Need at least 2 PDFs to merge
You provided only one input file to the merge command.
Fix: The merge command format is merge output.pdf input1.pdf input2.pdf. Make sure you have at least two input files listed after the output.
File too large: X bytes (max: 104857600)
The input PDF is over 100 MB.
Fix: Split the file with another tool first, or use Ghostscript for large file handling: gs -dBATCH -dNOPAUSE -q -sDEVICE=pdfwrite -sOutputFile=smaller.pdf input.pdf
Rotation must be one of: [90, 180, 270]
You used a rotation value other than 90, 180, or 270.
Fix: Use 270 for counterclockwise 90°. There is no -90 option.
The output PDF looks identical — compression didn't work
For image-heavy PDFs, PyPDF2-based compression has minimal effect.
Fix: Use Ghostscript for deeper compression: gs -sDEVICE=pdfwrite -dCompatibilityLevel=1.4 -dPDFSETTINGS=/ebook -dNOPAUSE -dBATCH -sOutputFile=output.pdf input.pdf
10. Tips & Best Practices
Always check page count with info before using extract or split.

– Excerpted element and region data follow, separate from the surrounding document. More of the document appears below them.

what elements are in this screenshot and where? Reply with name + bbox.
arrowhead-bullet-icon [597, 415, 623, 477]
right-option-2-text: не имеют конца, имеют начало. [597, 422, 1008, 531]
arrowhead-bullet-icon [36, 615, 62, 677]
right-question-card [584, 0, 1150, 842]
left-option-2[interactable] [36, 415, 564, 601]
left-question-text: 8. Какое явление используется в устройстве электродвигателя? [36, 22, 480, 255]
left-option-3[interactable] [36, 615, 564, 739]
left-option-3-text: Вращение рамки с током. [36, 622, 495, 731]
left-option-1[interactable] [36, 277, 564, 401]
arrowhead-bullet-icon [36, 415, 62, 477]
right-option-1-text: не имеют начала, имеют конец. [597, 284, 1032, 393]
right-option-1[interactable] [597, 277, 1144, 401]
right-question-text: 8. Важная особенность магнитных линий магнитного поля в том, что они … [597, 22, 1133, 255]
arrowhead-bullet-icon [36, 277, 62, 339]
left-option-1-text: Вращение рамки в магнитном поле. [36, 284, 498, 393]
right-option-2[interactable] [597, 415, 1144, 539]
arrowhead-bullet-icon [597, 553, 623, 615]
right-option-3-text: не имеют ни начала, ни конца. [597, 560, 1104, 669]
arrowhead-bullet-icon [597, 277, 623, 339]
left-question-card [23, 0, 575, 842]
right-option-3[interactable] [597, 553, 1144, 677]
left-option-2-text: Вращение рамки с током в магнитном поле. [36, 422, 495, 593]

Running extract with incorrect page numbers will fail — know your document's size first.
For the merge command, the output file is listed FIRST. This is different from most tools. The format is: merge OUTPUT.pdf input1.pdf input2.pdf — not merge input1.pdf input2.pdf OUTPUT.pdf.
Keep your originals. PDF Toolkit never modifies input files, but it's still good practice to keep originals until you've verified the output looks correct.
Compress before emailing, not before archiving. For long-term storage, keep the original quality PDF. Use the compressed version only for transmission. Re-compressing an already-compressed PDF yields diminishing returns and can degrade quality.
For pages 1 through N, extract is easier than split + select. Use extract when you know the range. Use split when you need individual pages and will pick what you need from the results.
Test your cron jobs manually first. Before scheduling an automated merge, run the exact command manually to verify it produces the expected output. Only then add it to crontab.
Use absolute paths in cron. Cron doesn't expand ~. Always use full paths like /home/yourname/ instead of ~/ in crontab entries.